Despite spending nearly $5 million in public and private money over the past five years, including $750,000 from JobsOhio, the state's privatized economic development agency, the results of Global Cleveland's work are unclear. The organization's board members declined to discuss it with Scene, stating that they preferred to focus on the organization's future. The nonprofit has been without a permanent leader since Joy Roller resigned in April of last year.
That will change soon.
In a major shakeup, Ward 3 councilman Joe Cimperman announced in January that he was leaving city council after 18 years to become the new president of Global Cleveland. However, he won't start until after council budget hearings in March. (He remains under investigation by the Ohio Ethics Commission for his involvement in city contracts awarded to the nonprofit design firm that employs his wife.)
David Fleshler, vice provost for international affairs at Case and Global Cleveland's board president, acknowledges that Cleveland is behind where it needs to be in attracting immigrants, but says we're making progress. "Over the last five years, the percentage of immigrants with advanced degrees moving here is very high," he says. "We're heading in the right direction.

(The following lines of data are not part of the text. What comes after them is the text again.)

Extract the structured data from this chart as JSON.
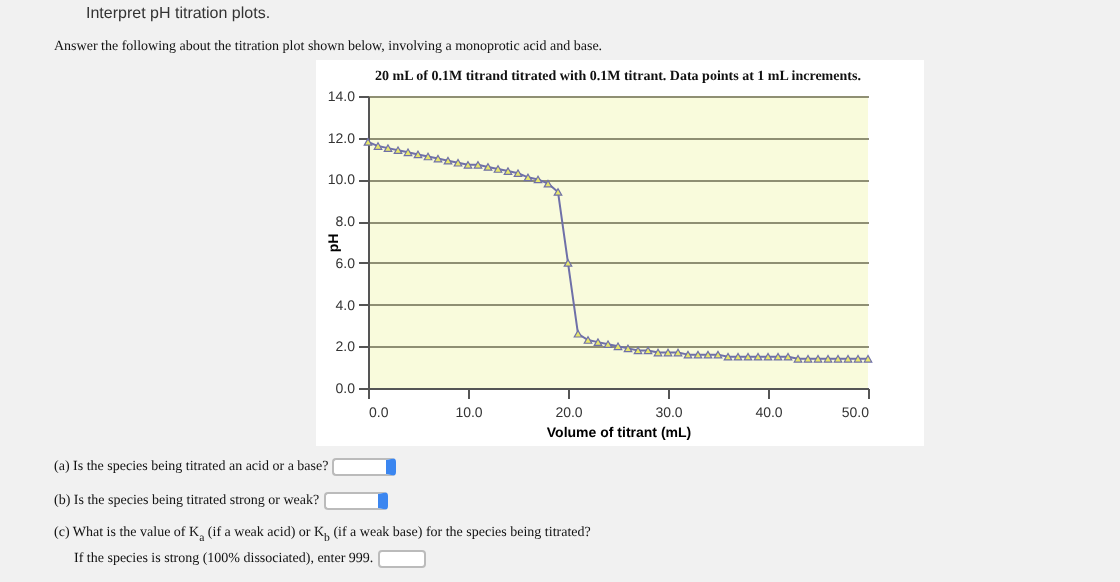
{
  "chart_data": {
    "type": "line",
    "title": "20 mL of 0.1M titrand titrated with 0.1M titrant. Data points at 1 mL increments.",
    "xlabel": "Volume of titrant (mL)",
    "ylabel": "pH",
    "x": [
      0,
      1,
      2,
      3,
      4,
      5,
      6,
      7,
      8,
      9,
      10,
      11,
      12,
      13,
      14,
      15,
      16,
      17,
      18,
      19,
      20,
      21,
      22,
      23,
      24,
      25,
      26,
      27,
      28,
      29,
      30,
      31,
      32,
      33,
      34,
      35,
      36,
      37,
      38,
      39,
      40,
      41,
      42,
      43,
      44,
      45,
      46,
      47,
      48,
      49,
      50
    ],
    "series": [
      {
        "color": "#6f70a8",
        "values": [
          11.8,
          11.6,
          11.5,
          11.4,
          11.3,
          11.2,
          11.1,
          11.0,
          10.9,
          10.8,
          10.7,
          10.7,
          10.6,
          10.5,
          10.4,
          10.3,
          10.1,
          10.0,
          9.8,
          9.4,
          6.0,
          2.6,
          2.3,
          2.2,
          2.1,
          2.0,
          1.9,
          1.8,
          1.8,
          1.7,
          1.7,
          1.7,
          1.6,
          1.6,
          1.6,
          1.6,
          1.5,
          1.5,
          1.5,
          1.5,
          1.5,
          1.5,
          1.5,
          1.4,
          1.4,
          1.4,
          1.4,
          1.4,
          1.4,
          1.4,
          1.4
        ]
      }
    ],
    "xlim": [
      0,
      50
    ],
    "ylim": [
      0,
      14
    ],
    "xticks": [
      {
        "value": 0,
        "label": "0.0"
      },
      {
        "value": 10,
        "label": "10.0"
      },
      {
        "value": 20,
        "label": "20.0"
      },
      {
        "value": 30,
        "label": "30.0"
      },
      {
        "value": 40,
        "label": "40.0"
      },
      {
        "value": 50,
        "label": "50.0"
      }
    ],
    "yticks": [
      {
        "value": 0,
        "label": "0.0"
      },
      {
        "value": 2,
        "label": "2.0"
      },
      {
        "value": 4,
        "label": "4.0"
      },
      {
        "value": 6,
        "label": "6.0"
      },
      {
        "value": 8,
        "label": "8.0"
      },
      {
        "value": 10,
        "label": "10.0"
      },
      {
        "value": 12,
        "label": "12.0"
      },
      {
        "value": 14,
        "label": "14.0"
      }
    ],
    "grid": "y",
    "marker": "triangle",
    "line_style": "solid",
    "annotations": [
      "Interpret pH titration plots.",
      "Answer the following about the titration plot shown below, involving a monoprotic acid and base.",
      "(a) Is the species being titrated an acid or a base?",
      "(b) Is the species being titrated strong or weak?",
      "(c) What is the value of K$_{a}$ (if a weak acid) or K$_{b}$ (if a weak base) for the species being titrated?",
      "If the species is strong (100% dissociated), enter 999."
    ]
  }
}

Do we need to move more quickly? Yes. Global Cleveland can help, that's why it is needed."
Cleveland will be successful in attracting immigrants, Fleshler says, if we market the knowledge jobs that are available here as well as urban amenities like ethnic markets that are attractive to foreign-born individuals. "Any economically successful city is made up of people from all over the world," he says. "A huge percentage of our grandparents and great-grandparents were immigrants. Now you see the same thing happening again — immigrants are at the tip of economic advancement."

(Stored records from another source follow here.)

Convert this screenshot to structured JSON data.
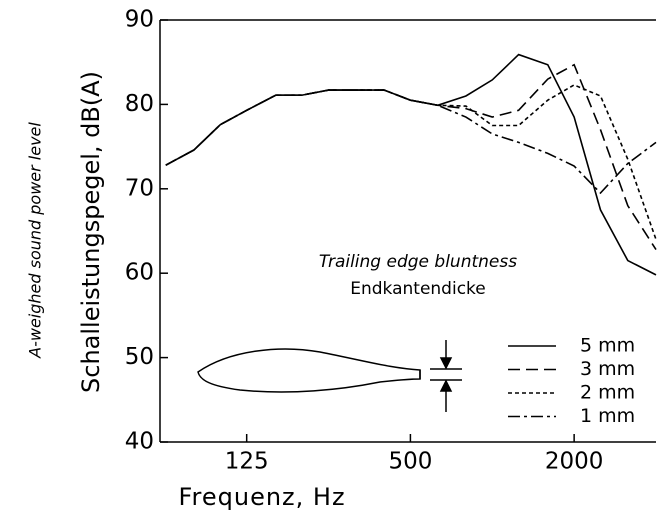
{
  "chart_data": {
    "type": "line",
    "y_label": "Schalleistungspegel, dB(A)",
    "y_label_2": "A-weighed sound power level",
    "x_label": "Frequenz, Hz",
    "annotation": "Trailing edge bluntness",
    "annotation_2": "Endkantendicke",
    "x": [
      63,
      80,
      100,
      125,
      160,
      200,
      250,
      315,
      400,
      500,
      630,
      800,
      1000,
      1250,
      1600,
      2000,
      2500,
      3150,
      4000
    ],
    "xscale": "log",
    "xlim": [
      60,
      4000
    ],
    "xticks": [
      125,
      500,
      2000
    ],
    "ylim": [
      40,
      90
    ],
    "yticks": [
      40,
      50,
      60,
      70,
      80,
      90
    ],
    "series": [
      {
        "name": "5 mm",
        "color": "#000000",
        "dash": "solid",
        "values": [
          72.8,
          74.6,
          77.6,
          79.3,
          81.1,
          81.1,
          81.7,
          81.7,
          81.7,
          80.5,
          79.9,
          81,
          82.9,
          85.9,
          84.7,
          78.5,
          67.5,
          61.5,
          59.8
        ]
      },
      {
        "name": "3 mm",
        "color": "#000000",
        "dash": "dashed",
        "values": [
          72.8,
          74.6,
          77.6,
          79.3,
          81.1,
          81.1,
          81.7,
          81.7,
          81.7,
          80.5,
          79.9,
          79.5,
          78.5,
          79.3,
          83,
          84.7,
          77,
          68,
          62.8
        ]
      },
      {
        "name": "2 mm",
        "color": "#000000",
        "dash": "dotted",
        "values": [
          72.8,
          74.6,
          77.6,
          79.3,
          81.1,
          81.1,
          81.7,
          81.7,
          81.7,
          80.5,
          79.9,
          79.8,
          77.5,
          77.5,
          80.5,
          82.3,
          81,
          73.5,
          64
        ]
      },
      {
        "name": "1 mm",
        "color": "#000000",
        "dash": "dashdot",
        "values": [
          72.8,
          74.6,
          77.6,
          79.3,
          81.1,
          81.1,
          81.7,
          81.7,
          81.7,
          80.5,
          79.9,
          78.5,
          76.5,
          75.5,
          74.2,
          72.7,
          69.5,
          73,
          75.5
        ]
      }
    ]
  }
}
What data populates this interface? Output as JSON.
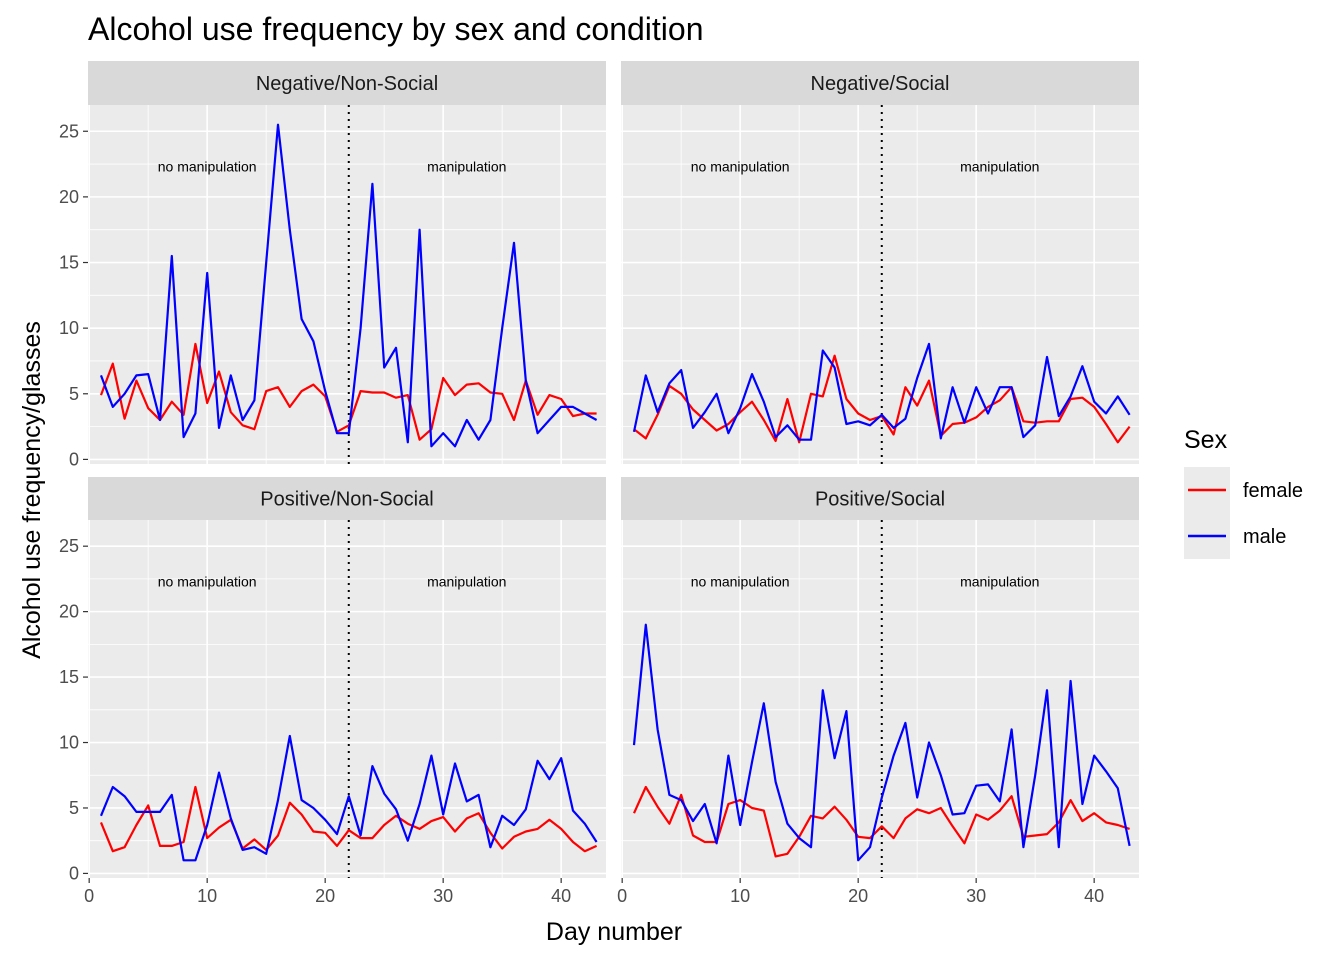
{
  "chart_data": {
    "type": "line",
    "title": "Alcohol use frequency by sex and condition",
    "xlabel": "Day number",
    "ylabel": "Alcohol use frequency/glasses",
    "xlim": [
      0,
      44
    ],
    "ylim": [
      0,
      27
    ],
    "x_ticks": [
      0,
      10,
      20,
      30,
      40
    ],
    "y_ticks": [
      0,
      5,
      10,
      15,
      20,
      25
    ],
    "grid": true,
    "legend": {
      "title": "Sex",
      "position": "right",
      "entries": [
        {
          "label": "female",
          "color": "#ff0000"
        },
        {
          "label": "male",
          "color": "#0000ff"
        }
      ]
    },
    "reference_line": {
      "x": 22,
      "style": "dotted"
    },
    "annotations": [
      {
        "text": "no manipulation",
        "x": 10,
        "y": 22.3
      },
      {
        "text": "manipulation",
        "x": 32,
        "y": 22.3
      }
    ],
    "x": [
      1,
      2,
      3,
      4,
      5,
      6,
      7,
      8,
      9,
      10,
      11,
      12,
      13,
      14,
      15,
      16,
      17,
      18,
      19,
      20,
      21,
      22,
      23,
      24,
      25,
      26,
      27,
      28,
      29,
      30,
      31,
      32,
      33,
      34,
      35,
      36,
      37,
      38,
      39,
      40,
      41,
      42,
      43
    ],
    "panels": [
      {
        "name": "Negative/Non-Social",
        "series": [
          {
            "name": "female",
            "values": [
              4.9,
              7.3,
              3.1,
              6.0,
              3.9,
              3.0,
              4.4,
              3.4,
              8.8,
              4.3,
              6.7,
              3.6,
              2.6,
              2.3,
              5.2,
              5.5,
              4.0,
              5.2,
              5.7,
              4.8,
              2.1,
              2.6,
              5.2,
              5.1,
              5.1,
              4.7,
              4.9,
              1.5,
              2.3,
              6.2,
              4.9,
              5.7,
              5.8,
              5.1,
              5.0,
              3.0,
              6.0,
              3.4,
              4.9,
              4.6,
              3.3,
              3.5,
              3.5
            ]
          },
          {
            "name": "male",
            "values": [
              6.4,
              4.0,
              5.0,
              6.4,
              6.5,
              3.0,
              15.5,
              1.7,
              3.5,
              14.2,
              2.4,
              6.4,
              3.0,
              4.5,
              15.0,
              25.5,
              17.5,
              10.7,
              9.0,
              5.2,
              2.0,
              2.0,
              10.0,
              21.0,
              7.0,
              8.5,
              1.3,
              17.5,
              1.0,
              2.0,
              1.0,
              3.0,
              1.5,
              3.0,
              10.0,
              16.5,
              6.0,
              2.0,
              3.0,
              4.0,
              4.0,
              3.5,
              3.0
            ]
          }
        ]
      },
      {
        "name": "Negative/Social",
        "series": [
          {
            "name": "female",
            "values": [
              2.3,
              1.6,
              3.4,
              5.6,
              5.0,
              3.8,
              3.0,
              2.2,
              2.7,
              3.6,
              4.4,
              3.0,
              1.4,
              4.6,
              1.3,
              5.0,
              4.8,
              7.9,
              4.6,
              3.5,
              3.0,
              3.3,
              1.9,
              5.5,
              4.1,
              6.0,
              1.8,
              2.7,
              2.8,
              3.2,
              4.0,
              4.5,
              5.5,
              2.9,
              2.8,
              2.9,
              2.9,
              4.6,
              4.7,
              4.0,
              2.7,
              1.3,
              2.5
            ]
          },
          {
            "name": "male",
            "values": [
              2.1,
              6.4,
              3.6,
              5.8,
              6.8,
              2.4,
              3.6,
              5.0,
              2.0,
              3.9,
              6.5,
              4.4,
              1.7,
              2.6,
              1.5,
              1.5,
              8.3,
              7.0,
              2.7,
              2.9,
              2.6,
              3.4,
              2.4,
              3.1,
              6.2,
              8.8,
              1.6,
              5.5,
              2.8,
              5.5,
              3.5,
              5.5,
              5.5,
              1.7,
              2.6,
              7.8,
              3.3,
              4.8,
              7.1,
              4.4,
              3.5,
              4.8,
              3.4
            ]
          }
        ]
      },
      {
        "name": "Positive/Non-Social",
        "series": [
          {
            "name": "female",
            "values": [
              3.9,
              1.7,
              2.0,
              3.7,
              5.2,
              2.1,
              2.1,
              2.4,
              6.6,
              2.7,
              3.5,
              4.1,
              1.9,
              2.6,
              1.8,
              2.9,
              5.4,
              4.5,
              3.2,
              3.1,
              2.1,
              3.3,
              2.7,
              2.7,
              3.7,
              4.4,
              3.8,
              3.4,
              4.0,
              4.3,
              3.2,
              4.2,
              4.6,
              3.1,
              1.9,
              2.8,
              3.2,
              3.4,
              4.1,
              3.4,
              2.4,
              1.7,
              2.1
            ]
          },
          {
            "name": "male",
            "values": [
              4.4,
              6.6,
              5.9,
              4.7,
              4.7,
              4.7,
              6.0,
              1.0,
              1.0,
              3.7,
              7.7,
              4.2,
              1.8,
              2.0,
              1.5,
              5.6,
              10.5,
              5.6,
              5.0,
              4.1,
              3.0,
              5.9,
              2.9,
              8.2,
              6.1,
              4.9,
              2.5,
              5.3,
              9.0,
              4.5,
              8.4,
              5.5,
              6.0,
              2.0,
              4.4,
              3.7,
              4.9,
              8.6,
              7.2,
              8.8,
              4.8,
              3.8,
              2.4
            ]
          }
        ]
      },
      {
        "name": "Positive/Social",
        "series": [
          {
            "name": "female",
            "values": [
              4.6,
              6.6,
              5.1,
              3.8,
              6.0,
              2.9,
              2.4,
              2.4,
              5.3,
              5.6,
              5.0,
              4.8,
              1.3,
              1.5,
              2.8,
              4.4,
              4.2,
              5.1,
              4.1,
              2.8,
              2.7,
              3.6,
              2.7,
              4.2,
              4.9,
              4.6,
              5.0,
              3.6,
              2.3,
              4.5,
              4.1,
              4.8,
              5.9,
              2.8,
              2.9,
              3.0,
              3.9,
              5.6,
              4.0,
              4.6,
              3.9,
              3.7,
              3.4
            ]
          },
          {
            "name": "male",
            "values": [
              9.8,
              19.0,
              11.0,
              6.0,
              5.6,
              4.0,
              5.3,
              2.3,
              9.0,
              3.7,
              8.5,
              13.0,
              7.0,
              3.8,
              2.7,
              2.0,
              14.0,
              8.8,
              12.4,
              1.0,
              2.0,
              5.8,
              9.0,
              11.5,
              5.8,
              10.0,
              7.5,
              4.5,
              4.6,
              6.7,
              6.8,
              5.5,
              11.0,
              2.0,
              7.5,
              14.0,
              2.0,
              14.7,
              5.3,
              9.0,
              7.8,
              6.5,
              2.1
            ]
          }
        ]
      }
    ]
  }
}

In response to Scene's request, Fleshler provided a document containing Global Cleveland's 2015 highlights, which include engaging 119 entrepreneurs in capacity-building workshops; interacting with 101 employers in the Global Employer programming, a new program focused on educating employers about hiring international talent; attracting 347 international students to educational workshops; connecting 112 international newcomers with job coaches and mentors; and spurring a 62.4 percent increase in website visitors.

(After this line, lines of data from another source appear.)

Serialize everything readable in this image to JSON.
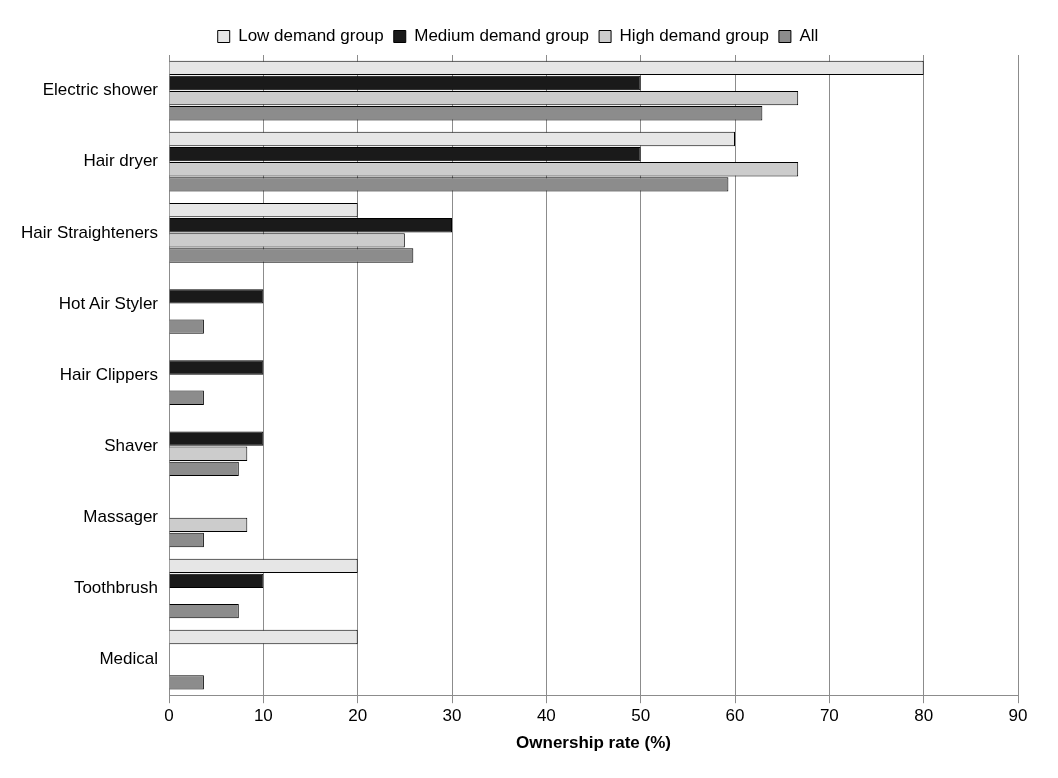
{
  "chart_data": {
    "type": "bar",
    "orientation": "horizontal",
    "xlabel": "Ownership rate (%)",
    "categories": [
      "Electric shower",
      "Hair dryer",
      "Hair Straighteners",
      "Hot Air Styler",
      "Hair Clippers",
      "Shaver",
      "Massager",
      "Toothbrush",
      "Medical"
    ],
    "series": [
      {
        "name": "Low demand group",
        "color": "#e6e6e6",
        "values": [
          80,
          60,
          20,
          null,
          null,
          null,
          null,
          20,
          20
        ]
      },
      {
        "name": "Medium demand group",
        "color": "#1a1a1a",
        "values": [
          50,
          50,
          30,
          10,
          10,
          10,
          null,
          10,
          null
        ]
      },
      {
        "name": "High demand group",
        "color": "#cccccc",
        "values": [
          66.7,
          66.7,
          25,
          null,
          null,
          8.3,
          8.3,
          null,
          null
        ]
      },
      {
        "name": "All",
        "color": "#8c8c8c",
        "values": [
          62.9,
          59.3,
          25.9,
          3.7,
          3.7,
          7.4,
          3.7,
          7.4,
          3.7
        ]
      }
    ],
    "xlim": [
      0,
      90
    ],
    "xticks": [
      0,
      10,
      20,
      30,
      40,
      50,
      60,
      70,
      80,
      90
    ],
    "grid": "x",
    "legend": "top"
  }
}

Yet Piiparinen, who has been consulting with Global Cleveland on its new strategy, says that the organization needs to refine its approach if it wants to catch up with more immigrant-friendly cities. The group's welcome hub in downtown Cleveland, newcomer marketing campaigns and international "welcoming" initiatives haven't yielded the sought-after results.
The "welcome hub" at Public Square, opened with much fanfare in 2012, hasn't lived up to its promises. Plain Dealer coverage from the opening noted that a regional president of Huntington Bank described it as "the Apple store of Cleveland. You go in and your problems get resolved rather quickly." The article also described a whiteboard where visitors left messages. Some included, "Summer on the Cuyahoga welcomes you," "The world will walk through these doors," and "I'm welcome... Yeah!"
What's needed, Piiparinen says, is a more targeted strategy of engaging immigrants who are already here and building stronger connections between Cleveland's growing knowledge economy and other cities.